Dr Mike’s second point involves, not just the UK, but global collaboration.

“The second part is going to be monitoring of Covid variants around the world. We’re still not out of it; a new variant could cook up anywhere.”

“We need to be part of the monitoring effort around the world as to where new variants might pop up, part of the vaccination rollout around the world to places where they haven’t had enough in order to try and keep new variants down.”

Just because the situation is beginning to improve in the UK, doesn’t mean this is the case for the rest of the world; in many poorer countries the vaccination rate is nowhere near as high so it is these countries the world needs to support.

After COVID-19 is no longer the focus, what then?

Dr Mike says the biggest problem is one the world is already aware of: “I think the biggest threat has always been and remains antibiotic resistance…This has been a major threat for a long time that people haven’t taken seriously enough.”

“It’s an arms race between ourselves and whatever bacteria can develop resistance to our treatments.

“A larger thing is actually not with humans, but with farming. There is far too much use of antibiotics in farming, just at low level doses in order to make sure problems don’t arise, allowing farmers in many places to overcrowd their animals and so forth and so on.”

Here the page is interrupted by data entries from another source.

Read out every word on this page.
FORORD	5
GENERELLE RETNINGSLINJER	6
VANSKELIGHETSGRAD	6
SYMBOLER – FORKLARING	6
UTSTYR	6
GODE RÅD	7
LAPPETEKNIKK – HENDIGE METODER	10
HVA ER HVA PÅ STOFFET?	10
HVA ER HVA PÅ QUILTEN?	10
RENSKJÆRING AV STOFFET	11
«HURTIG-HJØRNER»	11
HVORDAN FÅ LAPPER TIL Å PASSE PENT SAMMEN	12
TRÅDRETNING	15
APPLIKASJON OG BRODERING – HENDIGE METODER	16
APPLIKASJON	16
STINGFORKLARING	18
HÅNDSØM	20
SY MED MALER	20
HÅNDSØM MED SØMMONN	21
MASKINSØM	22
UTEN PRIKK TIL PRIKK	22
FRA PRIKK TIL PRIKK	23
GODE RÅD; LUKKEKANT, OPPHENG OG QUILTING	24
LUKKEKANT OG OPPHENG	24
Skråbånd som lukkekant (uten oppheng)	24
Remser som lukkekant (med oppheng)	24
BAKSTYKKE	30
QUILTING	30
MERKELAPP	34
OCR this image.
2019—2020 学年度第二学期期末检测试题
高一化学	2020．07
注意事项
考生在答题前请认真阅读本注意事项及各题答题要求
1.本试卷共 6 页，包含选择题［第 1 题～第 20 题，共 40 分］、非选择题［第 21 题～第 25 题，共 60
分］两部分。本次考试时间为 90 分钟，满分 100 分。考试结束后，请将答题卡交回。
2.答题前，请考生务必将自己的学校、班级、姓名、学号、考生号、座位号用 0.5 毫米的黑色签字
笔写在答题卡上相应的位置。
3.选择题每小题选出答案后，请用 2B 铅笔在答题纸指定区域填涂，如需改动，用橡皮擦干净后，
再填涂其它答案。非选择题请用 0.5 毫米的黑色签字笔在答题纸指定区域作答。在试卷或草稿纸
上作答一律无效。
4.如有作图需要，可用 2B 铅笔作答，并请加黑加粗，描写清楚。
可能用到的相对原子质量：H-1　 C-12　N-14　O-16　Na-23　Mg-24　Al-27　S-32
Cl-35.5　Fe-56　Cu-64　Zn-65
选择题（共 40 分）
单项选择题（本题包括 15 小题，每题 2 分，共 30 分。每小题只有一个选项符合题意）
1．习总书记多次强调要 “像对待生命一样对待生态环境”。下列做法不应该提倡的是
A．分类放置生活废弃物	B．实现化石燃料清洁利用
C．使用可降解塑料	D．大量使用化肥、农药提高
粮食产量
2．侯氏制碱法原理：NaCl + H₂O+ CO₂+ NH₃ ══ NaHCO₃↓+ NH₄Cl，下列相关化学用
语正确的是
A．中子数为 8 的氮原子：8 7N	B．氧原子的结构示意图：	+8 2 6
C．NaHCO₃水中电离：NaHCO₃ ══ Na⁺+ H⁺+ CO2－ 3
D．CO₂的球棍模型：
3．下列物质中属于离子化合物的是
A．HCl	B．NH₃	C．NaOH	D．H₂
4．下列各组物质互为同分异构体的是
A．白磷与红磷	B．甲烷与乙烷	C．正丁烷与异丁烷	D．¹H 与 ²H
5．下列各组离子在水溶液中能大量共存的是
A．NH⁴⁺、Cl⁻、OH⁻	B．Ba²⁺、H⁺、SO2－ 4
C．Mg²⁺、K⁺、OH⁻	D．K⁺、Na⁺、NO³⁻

What this means for the world could be catastrophic.

Dr Galsworthy explained: “If you have for example, a new avian flu that has come out of poultry farms in South America or Asia somewhere and then go around humans and we try to use antibiotics but they’re the antibiotics that they’ve just developed a resistance to, then we really are screwed.”

Fortunately, Dr Galsworthy says there is a solution to combat this problem. “The best way to combat that is to minimise our use of antibiotics for trivial reasons…to develop that last line of defence which is unused and wind down unnecessary mass use.”

While COVID-19 continues to be a major threat, more and more people are looking to a future beyond Covid, trying to come up with solutions, so that we can build back from the bomb sites the pandemic has left in our society.